P. S. This website is not allowing me to upload the .zip file ("The following error occurred: A server error occurred. Please try again later.") I'll try again much later tonight or early tomorrow morning.
 
And Charles, the reason you don't understand what the batch file is trying to do is because the one I'm working with at the moment (the one that just tried to verify that the entire HTML file was contained in an environment variable) isn't doing anything even close to what the final batch file is intended to do: Parse the HTML of possibly many different web pages to extract some specific data and then correlate that data between the different web pages. The batch file we've been talking about is just an early step along the way: verifying that the entire HTML file is actually contained in the environment variable from where it can be parsed (using @Index, primarily). However, being able to dump data along the way is an (essential! because I'm such a screw-up at this stage in my life) step in being able to verify that the batch-file-so-far is doing what I intend it to do at any given point.

- Dan
 
And Charles, the reason you don't understand what the batch file is trying to do is because the one I'm working with at the moment (the one that just tried to verify that the entire HTML file was contained in an environment variable) isn't doing anything even close to what the final batch file is intended to do: Parse the HTML of possibly many different web pages to extract some specific data and then correlate that data between the different web pages. The batch file we've been talking about is just an early step along the way: verifying that the entire HTML file is actually contained in the environment variable from where it can be parsed (using @Index, primarily). However, being able to dump data along the way is an (essential! because I'm such a screw-up at this stage in my life) step in being able to verify that the batch-file-so-far is doing what I intend it to do at any given point.

- Dan
Lotsa luck! What happens when you run into a file that's bigger than 32,767 bytes? Such a file won't fit in an environment variable.
 
Vince,

That could certainly be a valid concern which I'd already thought about, but doesn't seem to be. The largest such file I've found so far is about 28K, and, since there's very little size variation (the smallest I've seen so far is about 27K), it's doubtful that that will ever happen. And even if it does, assuming that the file is truncated at 32K, it won't matter at all because what I'm looking for is no more than about halfway into each file. And lastly, 100% accuracy, while certainly preferable, is not really needed in this application, 90% would pretty much be good enough.

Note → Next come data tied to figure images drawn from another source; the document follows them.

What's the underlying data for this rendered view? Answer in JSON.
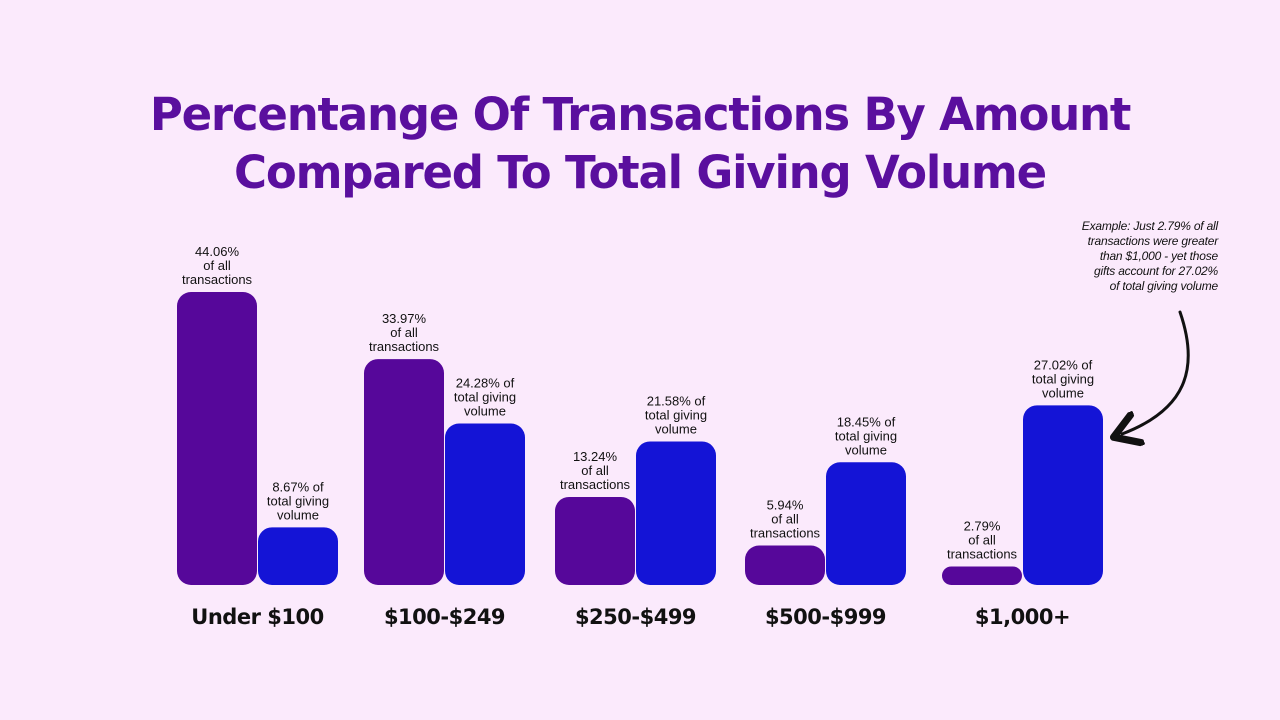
{
  "title": {
    "line1": "Percentange Of Transactions By Amount",
    "line2": "Compared To Total Giving Volume"
  },
  "annotation": {
    "lines": [
      "Example: Just 2.79% of all",
      "transactions were greater",
      "than $1,000 - yet those",
      "gifts account for 27.02%",
      "of total giving volume"
    ]
  },
  "colors": {
    "background": "#fbeafc",
    "title": "#5a0f9e",
    "transactions": "#56079a",
    "volume": "#1414d6",
    "text": "#111111"
  },
  "chart_data": {
    "type": "bar",
    "title": "Percentange Of Transactions By Amount Compared To Total Giving Volume",
    "categories": [
      "Under $100",
      "$100-$249",
      "$250-$499",
      "$500-$999",
      "$1,000+"
    ],
    "series": [
      {
        "name": "of all transactions",
        "values": [
          44.06,
          33.97,
          13.24,
          5.94,
          2.79
        ],
        "labels": [
          [
            "44.06%",
            "of all",
            "transactions"
          ],
          [
            "33.97%",
            "of all",
            "transactions"
          ],
          [
            "13.24%",
            "of all",
            "transactions"
          ],
          [
            "5.94%",
            "of all",
            "transactions"
          ],
          [
            "2.79%",
            "of all",
            "transactions"
          ]
        ]
      },
      {
        "name": "of total giving volume",
        "values": [
          8.67,
          24.28,
          21.58,
          18.45,
          27.02
        ],
        "labels": [
          [
            "8.67% of",
            "total giving",
            "volume"
          ],
          [
            "24.28% of",
            "total giving",
            "volume"
          ],
          [
            "21.58% of",
            "total giving",
            "volume"
          ],
          [
            "18.45% of",
            "total giving",
            "volume"
          ],
          [
            "27.02% of",
            "total giving",
            "volume"
          ]
        ]
      }
    ],
    "xlabel": "",
    "ylabel": "",
    "grid": false,
    "legend": "none"
  }
}
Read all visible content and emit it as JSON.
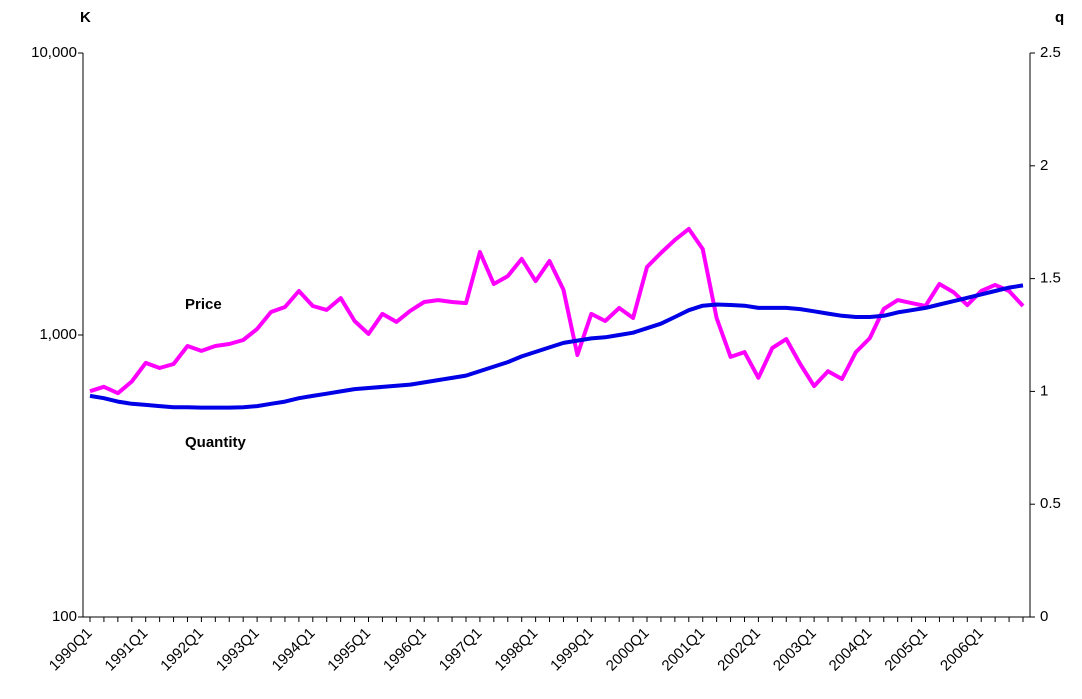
{
  "chart_data": {
    "type": "line",
    "y_unit_label": "K",
    "y2_unit_label": "q",
    "categories": [
      "1990Q1",
      null,
      null,
      null,
      "1991Q1",
      null,
      null,
      null,
      "1992Q1",
      null,
      null,
      null,
      "1993Q1",
      null,
      null,
      null,
      "1994Q1",
      null,
      null,
      null,
      "1995Q1",
      null,
      null,
      null,
      "1996Q1",
      null,
      null,
      null,
      "1997Q1",
      null,
      null,
      null,
      "1998Q1",
      null,
      null,
      null,
      "1999Q1",
      null,
      null,
      null,
      "2000Q1",
      null,
      null,
      null,
      "2001Q1",
      null,
      null,
      null,
      "2002Q1",
      null,
      null,
      null,
      "2003Q1",
      null,
      null,
      null,
      "2004Q1",
      null,
      null,
      null,
      "2005Q1",
      null,
      null,
      null,
      "2006Q1",
      null,
      null,
      null
    ],
    "series": [
      {
        "name": "Price",
        "color": "#ff00ff",
        "axis": "y",
        "values": [
          632,
          655,
          622,
          684,
          796,
          764,
          789,
          914,
          878,
          914,
          929,
          960,
          1050,
          1207,
          1257,
          1432,
          1267,
          1227,
          1352,
          1121,
          1009,
          1188,
          1113,
          1218,
          1309,
          1330,
          1309,
          1298,
          1968,
          1517,
          1618,
          1862,
          1553,
          1830,
          1445,
          849,
          1188,
          1121,
          1247,
          1149,
          1742,
          1954,
          2173,
          2378,
          2018,
          1149,
          836,
          870,
          705,
          899,
          967,
          789,
          659,
          744,
          698,
          870,
          975,
          1237,
          1330,
          1298,
          1267,
          1517,
          1420,
          1277,
          1432,
          1505,
          1432,
          1267
        ]
      },
      {
        "name": "Quantity",
        "color": "#0000e6",
        "axis": "y2",
        "values": [
          0.98,
          0.97,
          0.955,
          0.945,
          0.94,
          0.935,
          0.93,
          0.93,
          0.928,
          0.928,
          0.928,
          0.93,
          0.935,
          0.945,
          0.955,
          0.97,
          0.98,
          0.99,
          1.0,
          1.01,
          1.015,
          1.02,
          1.025,
          1.03,
          1.04,
          1.05,
          1.06,
          1.07,
          1.09,
          1.11,
          1.13,
          1.155,
          1.175,
          1.195,
          1.215,
          1.225,
          1.235,
          1.24,
          1.25,
          1.26,
          1.28,
          1.3,
          1.33,
          1.36,
          1.38,
          1.385,
          1.383,
          1.38,
          1.37,
          1.37,
          1.37,
          1.365,
          1.355,
          1.345,
          1.335,
          1.33,
          1.33,
          1.335,
          1.35,
          1.36,
          1.37,
          1.385,
          1.4,
          1.415,
          1.43,
          1.445,
          1.46,
          1.47
        ]
      }
    ],
    "yscale": "log",
    "ylim": [
      100,
      10000
    ],
    "yticks": [
      100,
      {
        "value": 1000,
        "label": "1,000"
      },
      {
        "value": 10000,
        "label": "10,000"
      }
    ],
    "y2lim": [
      0,
      2.5
    ],
    "y2ticks": [
      0,
      0.5,
      1,
      1.5,
      2,
      2.5
    ],
    "grid": false
  }
}
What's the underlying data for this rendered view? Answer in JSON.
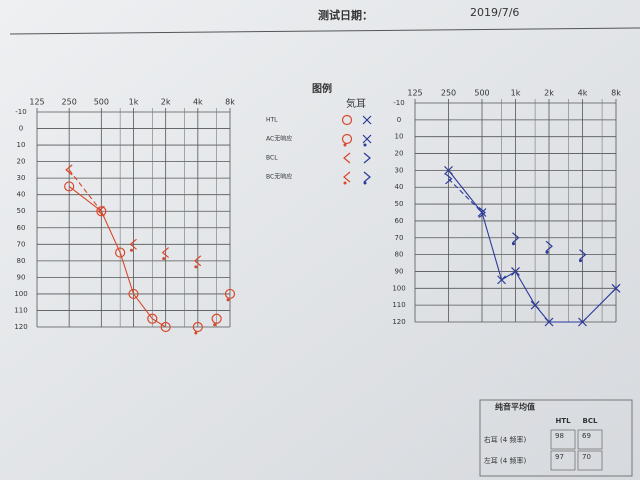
{
  "header": {
    "date_label": "测试日期：",
    "date": "2019/7/6"
  },
  "legend": {
    "title": "图例",
    "column_header": "気耳",
    "rows": [
      "HTL",
      "AC无响应",
      "BCL",
      "BC无响应"
    ]
  },
  "table": {
    "title": "纯音平均值",
    "columns": [
      "HTL",
      "BCL"
    ],
    "rows": [
      [
        "右耳 (4 频率)",
        "98",
        "69"
      ],
      [
        "左耳 (4 频率)",
        "97",
        "70"
      ]
    ]
  },
  "chart_data": [
    {
      "type": "line",
      "xscale": "log",
      "invert_y": true,
      "grid": true,
      "x": [
        250,
        500,
        750,
        1000,
        1500,
        2000,
        4000,
        6000,
        8000
      ],
      "xlim": [
        125,
        8000
      ],
      "xticks": [
        125,
        250,
        500,
        {
          "value": 1000,
          "label": "1k"
        },
        {
          "value": 2000,
          "label": "2k"
        },
        {
          "value": 4000,
          "label": "4k"
        },
        {
          "value": 8000,
          "label": "8k"
        }
      ],
      "minor_xticks": [
        750,
        1500,
        3000,
        6000
      ],
      "ylim": [
        -10,
        120
      ],
      "yticks": [
        -10,
        0,
        10,
        20,
        30,
        40,
        50,
        60,
        70,
        80,
        90,
        100,
        110,
        120
      ],
      "series": [
        {
          "color": "#d9472b",
          "marker": "circle",
          "line": "solid",
          "values": [
            35,
            50,
            75,
            100,
            115,
            120,
            null,
            null,
            null
          ]
        },
        {
          "color": "#d9472b",
          "marker": "circle-nr",
          "line": "none",
          "values": [
            null,
            null,
            null,
            null,
            null,
            null,
            120,
            115,
            100
          ]
        },
        {
          "color": "#d9472b",
          "marker": "lt",
          "line": "dashed",
          "values": [
            25,
            50,
            null,
            null,
            null,
            null,
            null,
            null,
            null
          ]
        },
        {
          "color": "#d9472b",
          "marker": "lt-nr",
          "line": "none",
          "values": [
            null,
            null,
            null,
            70,
            null,
            75,
            80,
            null,
            null
          ]
        }
      ]
    },
    {
      "type": "line",
      "xscale": "log",
      "invert_y": true,
      "grid": true,
      "x": [
        250,
        500,
        750,
        1000,
        1500,
        2000,
        4000,
        8000
      ],
      "xlim": [
        125,
        8000
      ],
      "xticks": [
        125,
        250,
        500,
        {
          "value": 1000,
          "label": "1k"
        },
        {
          "value": 2000,
          "label": "2k"
        },
        {
          "value": 4000,
          "label": "4k"
        },
        {
          "value": 8000,
          "label": "8k"
        }
      ],
      "minor_xticks": [
        750,
        1500,
        3000,
        6000
      ],
      "ylim": [
        -10,
        120
      ],
      "yticks": [
        -10,
        0,
        10,
        20,
        30,
        40,
        50,
        60,
        70,
        80,
        90,
        100,
        110,
        120
      ],
      "series": [
        {
          "color": "#2b3a9a",
          "marker": "x",
          "line": "solid",
          "values": [
            30,
            55,
            95,
            90,
            110,
            120,
            120,
            100
          ]
        },
        {
          "color": "#2b3a9a",
          "marker": "gt",
          "line": "dashed",
          "values": [
            35,
            55,
            null,
            null,
            null,
            null,
            null,
            null
          ]
        },
        {
          "color": "#2b3a9a",
          "marker": "gt-nr",
          "line": "none",
          "values": [
            null,
            null,
            null,
            70,
            null,
            75,
            80,
            null
          ]
        }
      ]
    }
  ]
}
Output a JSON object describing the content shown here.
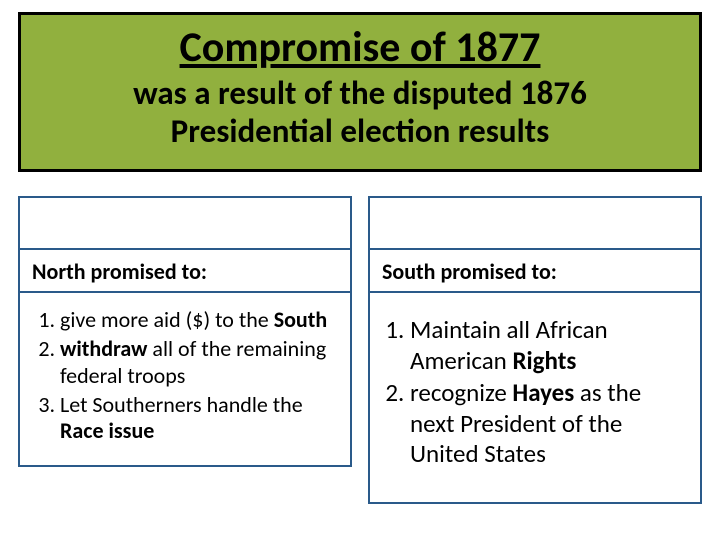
{
  "colors": {
    "header_bg": "#91b03e",
    "header_border": "#000000",
    "title_color": "#000000",
    "subtitle_color": "#000000",
    "col_border": "#2a5a8a",
    "spacer_bg": "#ffffff",
    "text_color": "#000000"
  },
  "fontsizes": {
    "title": 42,
    "subtitle": 33,
    "col_header": 22,
    "north_list": 22,
    "south_list": 25
  },
  "header": {
    "title": "Compromise of 1877",
    "subtitle_line1": "was a result of the disputed 1876",
    "subtitle_line2": "Presidential election results"
  },
  "north": {
    "label": "North promised to:",
    "items": [
      {
        "pre": "give more aid ($) to the ",
        "bold": "South",
        "post": ""
      },
      {
        "pre": "",
        "bold": "withdraw",
        "post": " all of the remaining federal troops"
      },
      {
        "pre": "Let Southerners handle the ",
        "bold": "Race issue",
        "post": ""
      }
    ]
  },
  "south": {
    "label": "South promised to:",
    "items": [
      {
        "pre": "Maintain all African American ",
        "bold": "Rights",
        "post": ""
      },
      {
        "pre": "recognize ",
        "bold": "Hayes",
        "post": " as the next President of the United States"
      }
    ]
  }
}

But thank you for thinking about it.

And I still can't upload the file ("A server error has occurred.). But if anyone's curious/interested (which I tend to doubt ;)), you can get the page in question from http://www.starpulse.com/Music/Iron_&_Wine/MusicRelations/.

- Dan
 
Well, guys, it's become completely academic as of this point because I have, in fact, written and tested a C++ program to do the parsing of the web page(s). At this point it would seem that this would only be of interest to Rex because it's clearly an unexpected piping error as far as I can tell. But thanks to all of you who contributed to this thread! :)

- Dan
 
Well, thank you guys (I think!;)). You've just proved that there is something wrong with my system. (64-bit Windows on a new computer as delivered from the manufacturer with virtually no "customization" of any kind, not even very many non-mainstream non-Microsoft apps). But again, I've done it in C++ (which works) so it's now irrelevant other than wasting mine and several other people's time. Sorry!